Port Project in Bardolino, Italy by Ewo
Two helix-shaped street lights dwarf the yacht masts and sails at the port in Bardolino, off the shore of Lake Garda in Italy.
The 11m-tall lights were designed by in-house designers at Italian lighting producer Ewo to complement the shapes and silhouettes of the port and light it up at night. But while the lights might fit in, their form is far from discreet – the huge helixes bend from the base up, cutting across the view of passers-by to make their presence clear.
‘That’s what we wanted,’ says Ewo spokesman Tito Spaldi. ‘It’s decorating the streets with something that is normally generic. By day, you don’t need lights.’

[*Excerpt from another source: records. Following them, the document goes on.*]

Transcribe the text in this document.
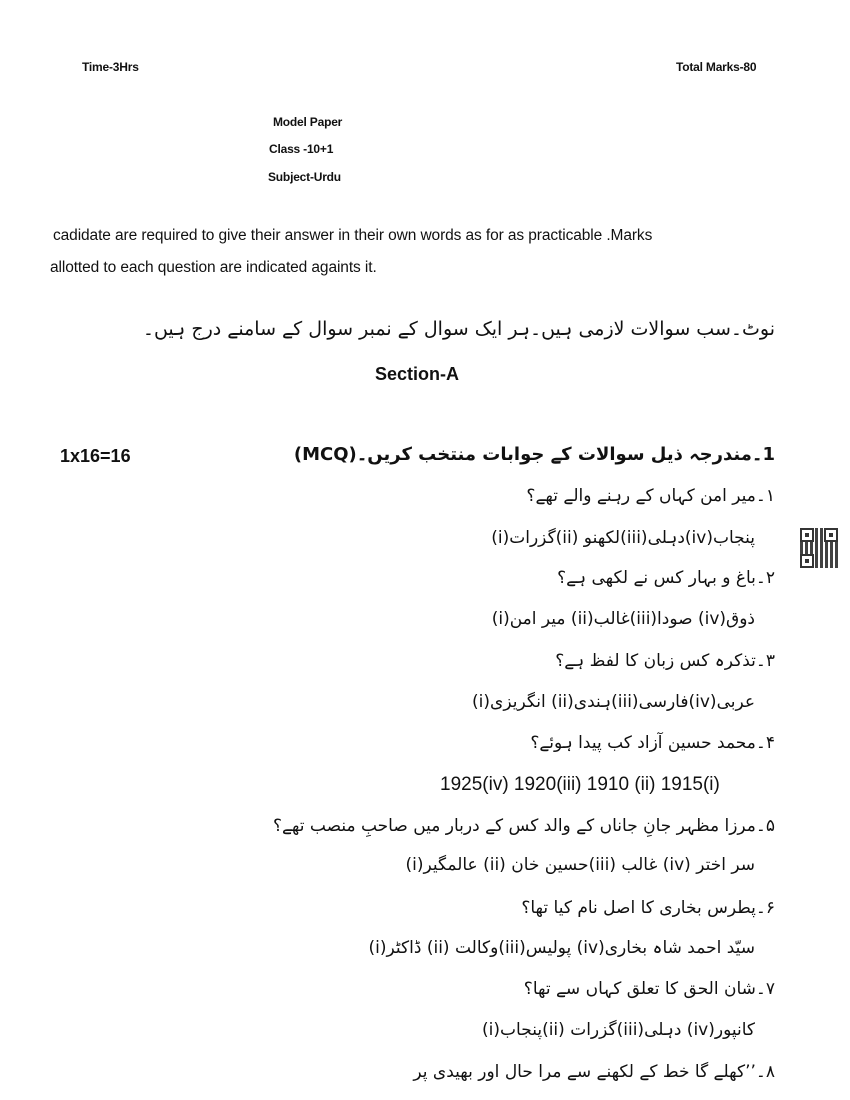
Time-3Hrs	Total Marks-80
Model Paper
Class -10+1
Subject-Urdu
cadidate are required to give their answer in their own words as for as practicable .Marks
allotted to each question are indicated againts it.
نوٹ۔سب سوالات لازمی ہیں۔ہر ایک سوال کے نمبر سوال کے سامنے درج ہیں۔
Section-A
1x16=16	1۔مندرجہ ذیل سوالات کے جوابات منتخب کریں۔(MCQ)
۱۔میر امن کہاں کے رہنے والے تھے؟
(i)گزرات(ii) لکھنو(iii)دہلی(iv)پنجاب
۲۔باغ و بہار کس نے لکھی ہے؟
(i)میر امن (ii)غالب(iii)صودا (iv)ذوق
۳۔تذکرہ کس زبان کا لفظ ہے؟
(i)انگریزی (ii)ہندی(iii)فارسی(iv)عربی
۴۔محمد حسین آزاد کب پیدا ہوئے؟
1925(iv) 1920(iii) 1910 (ii) 1915(i)
۵۔مرزا مظہر جانِ جاناں کے والد کس کے دربار میں صاحبِ منصب تھے؟
(i)عالمگیر (ii) حسین خان(iii) غالب (iv) سر اختر
۶۔پطرس بخاری کا اصل نام کیا تھا؟
(i)ڈاکٹر (ii) وکالت(iii)پولیس (iv)سیّد احمد شاہ بخاری
۷۔شان الحق کا تعلق کہاں سے تھا؟
(i)پنجاب(ii) گزرات(iii)دہلی (iv)کانپور
۸۔’’کھلے گا خط کے لکھنے سے مرا حال اور بھیدی پر
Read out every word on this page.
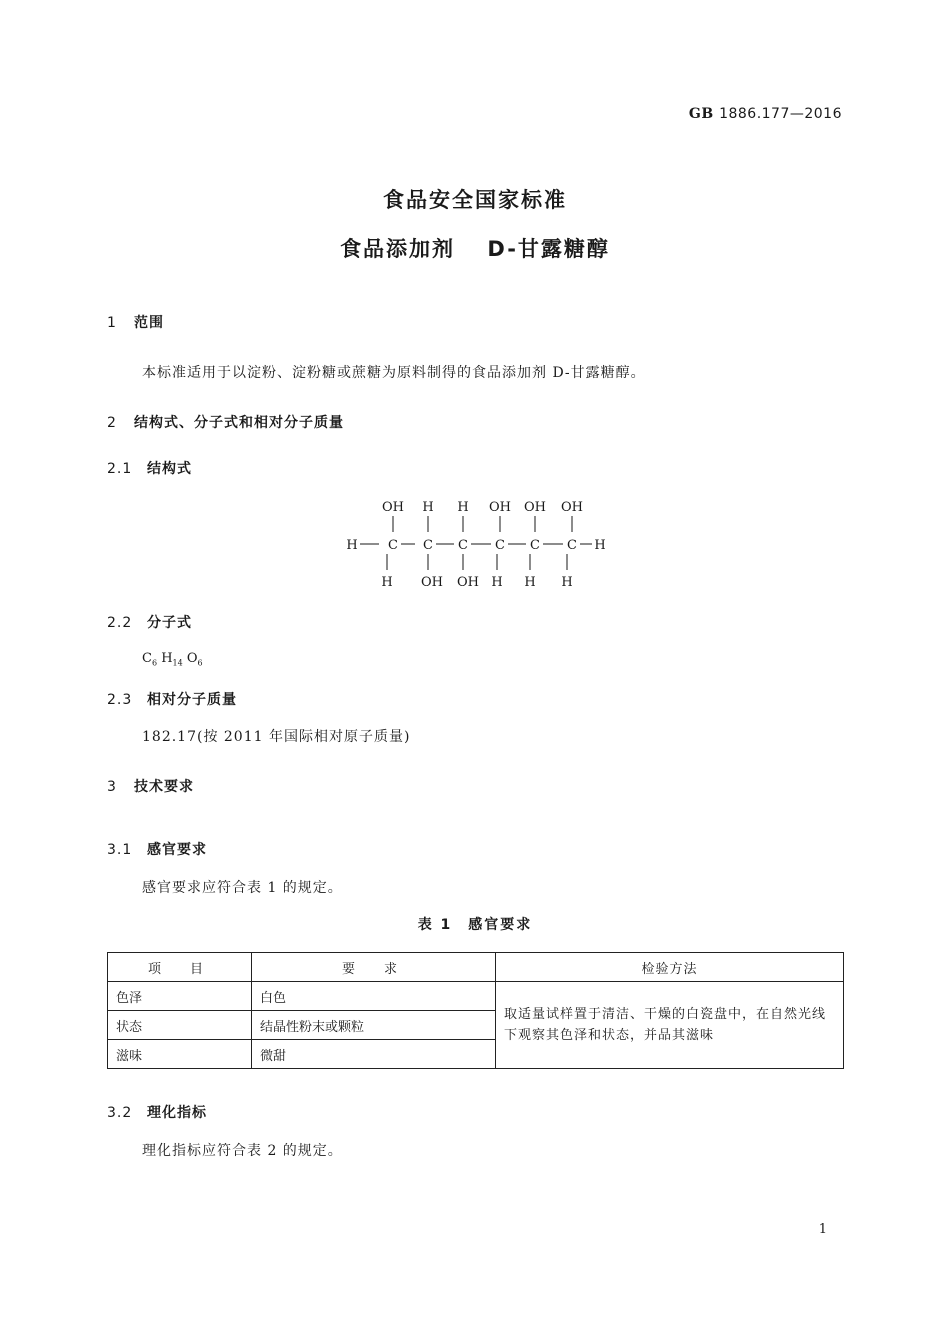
GB 1886.177—2016
食品安全国家标准
食品添加剂　 D-甘露糖醇
1 范围
本标准适用于以淀粉、淀粉糖或蔗糖为原料制得的食品添加剂 D-甘露糖醇。
2 结构式、分子式和相对分子质量
2.1 结构式
OH H H OH OH OH
H C C C C C C H
H OH OH H H H
2.2 分子式
$C_6$ $H_{14}$ $O_6$
2.3 相对分子质量
182.17(按 2011 年国际相对原子质量)
3 技术要求
3.1 感官要求
感官要求应符合表 1 的规定。
表 1　感官要求
项　目	要　求	检验方法
色泽	白色	取适量试样置于清洁、干燥的白瓷盘中，在自然光线下观察其色泽和状态，并品其滋味
状态	结晶性粉末或颗粒	
滋味	微甜	
3.2 理化指标
理化指标应符合表 2 的规定。
1
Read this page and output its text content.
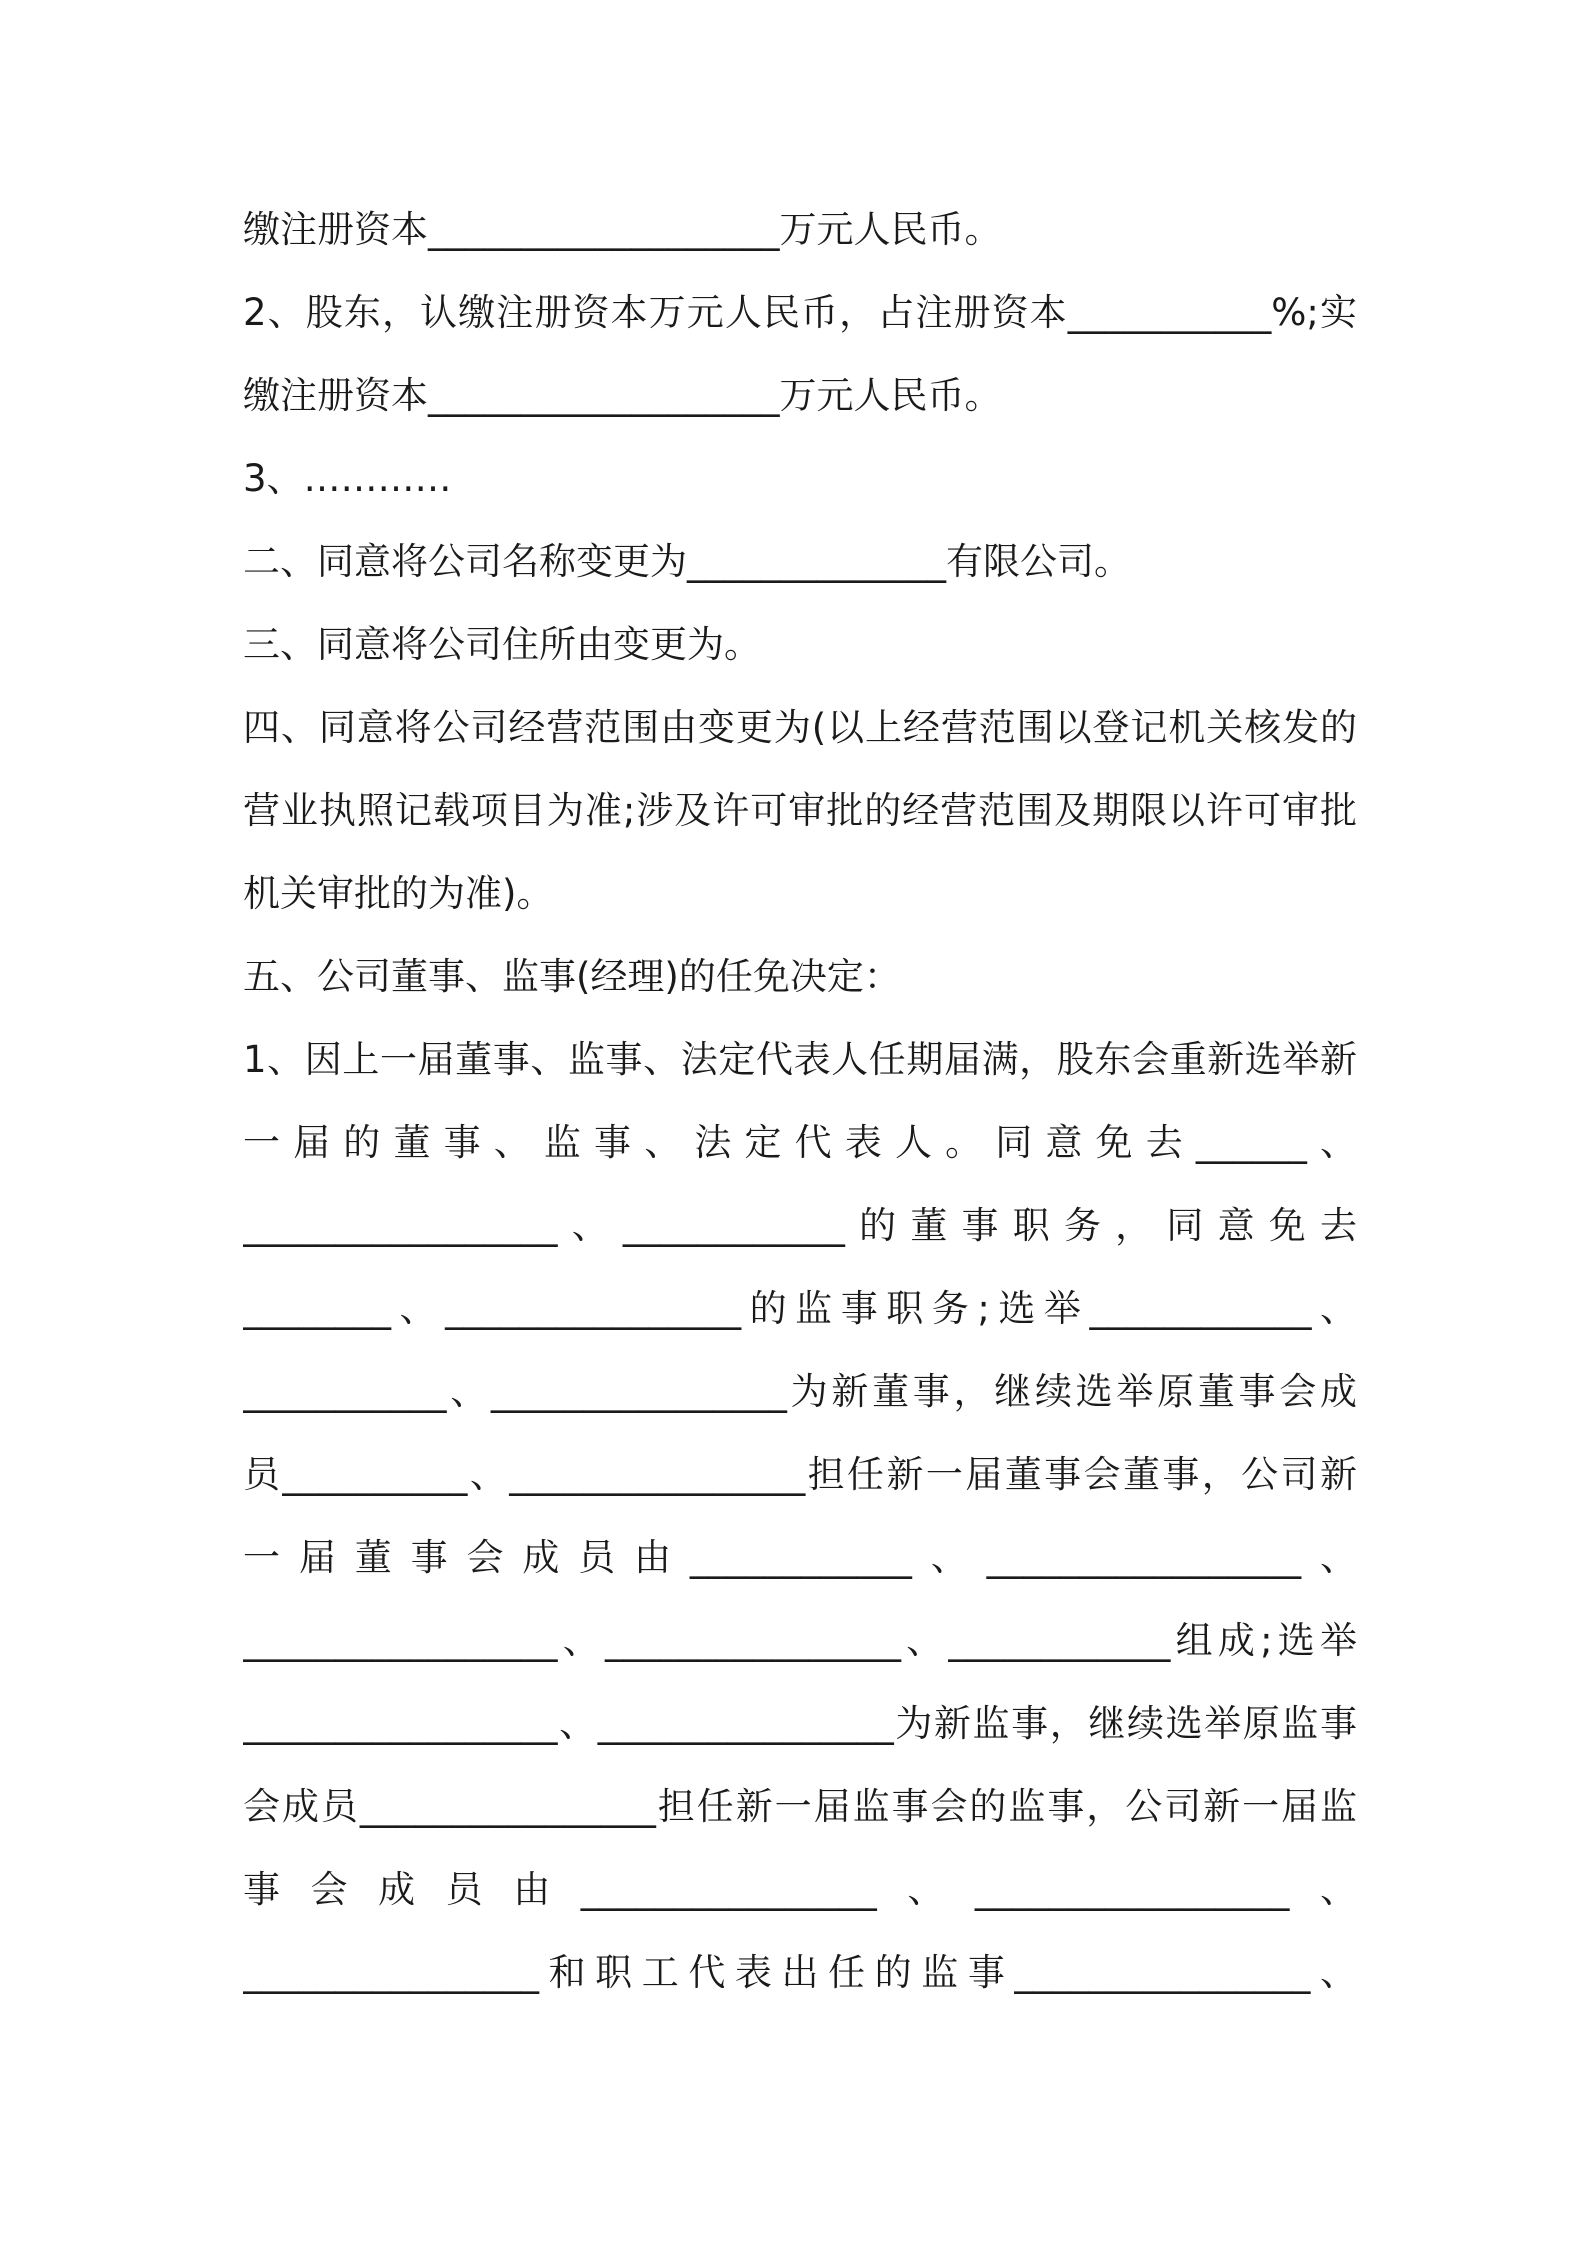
缴注册资本___________________万元人民币。
2、股东，认缴注册资本万元人民币，占注册资本___________%;实
缴注册资本___________________万元人民币。
3、…………
二、同意将公司名称变更为______________有限公司。
三、同意将公司住所由变更为。
四、同意将公司经营范围由变更为(以上经营范围以登记机关核发的
营业执照记载项目为准;涉及许可审批的经营范围及期限以许可审批
机关审批的为准)。
五、公司董事、监事(经理)的任免决定：
1、因上一届董事、监事、法定代表人任期届满，股东会重新选举新
一届的董事、监事、法定代表人。同意免去______、
_________________、____________的董事职务，同意免去
________、________________的监事职务;选举____________、
___________、________________为新董事，继续选举原董事会成
员__________、________________担任新一届董事会董事，公司新
一届董事会成员由____________、_________________、
_________________、________________、____________组成;选举
_________________、________________为新监事，继续选举原监事
会成员________________担任新一届监事会的监事，公司新一届监
事会成员由________________、_________________、
________________和职工代表出任的监事________________、
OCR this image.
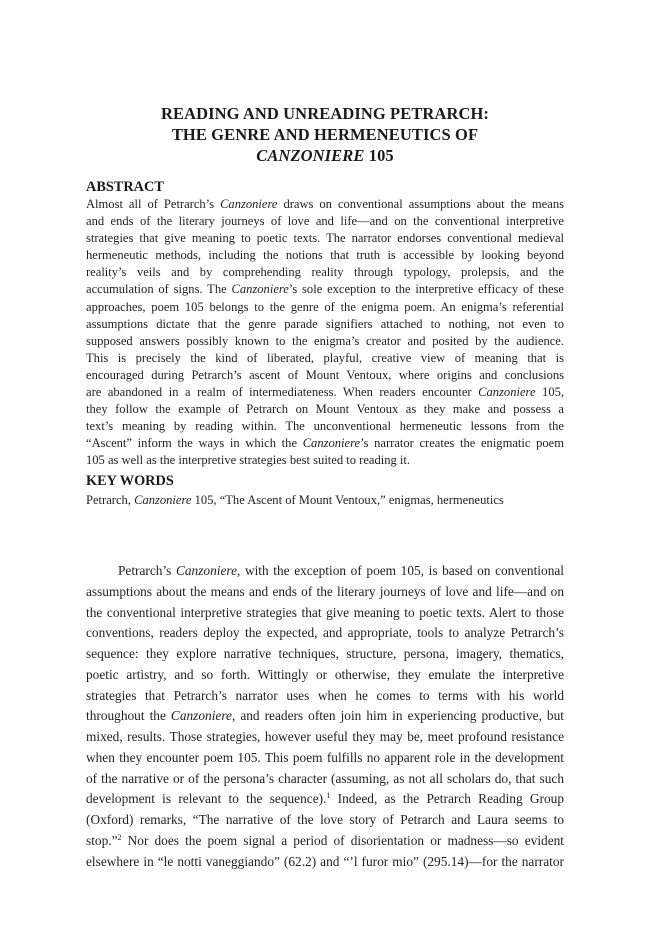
READING AND UNREADING PETRARCH:
THE GENRE AND HERMENEUTICS OF
CANZONIERE 105
ABSTRACT
Almost all of Petrarch’s Canzoniere draws on conventional assumptions about the means
and ends of the literary journeys of love and life—and on the conventional interpretive
strategies that give meaning to poetic texts. The narrator endorses conventional medieval
hermeneutic methods, including the notions that truth is accessible by looking beyond
reality’s veils and by comprehending reality through typology, prolepsis, and the
accumulation of signs. The Canzoniere’s sole exception to the interpretive efficacy of these
approaches, poem 105 belongs to the genre of the enigma poem. An enigma’s referential
assumptions dictate that the genre parade signifiers attached to nothing, not even to
supposed answers possibly known to the enigma’s creator and posited by the audience.
This is precisely the kind of liberated, playful, creative view of meaning that is
encouraged during Petrarch’s ascent of Mount Ventoux, where origins and conclusions
are abandoned in a realm of intermediateness. When readers encounter Canzoniere 105,
they follow the example of Petrarch on Mount Ventoux as they make and possess a
text’s meaning by reading within. The unconventional hermeneutic lessons from the
“Ascent” inform the ways in which the Canzoniere’s narrator creates the enigmatic poem
105 as well as the interpretive strategies best suited to reading it.
KEY WORDS
Petrarch, Canzoniere 105, “The Ascent of Mount Ventoux,” enigmas, hermeneutics
Petrarch’s Canzoniere, with the exception of poem 105, is based on conventional
assumptions about the means and ends of the literary journeys of love and life—and on
the conventional interpretive strategies that give meaning to poetic texts. Alert to those
conventions, readers deploy the expected, and appropriate, tools to analyze Petrarch’s
sequence: they explore narrative techniques, structure, persona, imagery, thematics,
poetic artistry, and so forth. Wittingly or otherwise, they emulate the interpretive
strategies that Petrarch’s narrator uses when he comes to terms with his world
throughout the Canzoniere, and readers often join him in experiencing productive, but
mixed, results. Those strategies, however useful they may be, meet profound resistance
when they encounter poem 105. This poem fulfills no apparent role in the development
of the narrative or of the persona’s character (assuming, as not all scholars do, that such
development is relevant to the sequence).$^1$ Indeed, as the Petrarch Reading Group
(Oxford) remarks, “The narrative of the love story of Petrarch and Laura seems to
stop.”$^2$ Nor does the poem signal a period of disorientation or madness—so evident
elsewhere in “le notti vaneggiando” (62.2) and “’l furor mio” (295.14)—for the narrator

The shape is formed using a special machine that Ewo’s founder, formerly an iron forger, designed in his previous trade; it pulls and twists the steel tube at the same time to create a helix shape. Six metal halide lights are fixed to each helix and, at the tip, blue LED lighting adds some ambience.
Commissioned by the local mayor, the helix lights are site-specific, but Ewo has also produced double-helix street lights for a square in Dubai using its machine, and hopes to use a similar process in future projects.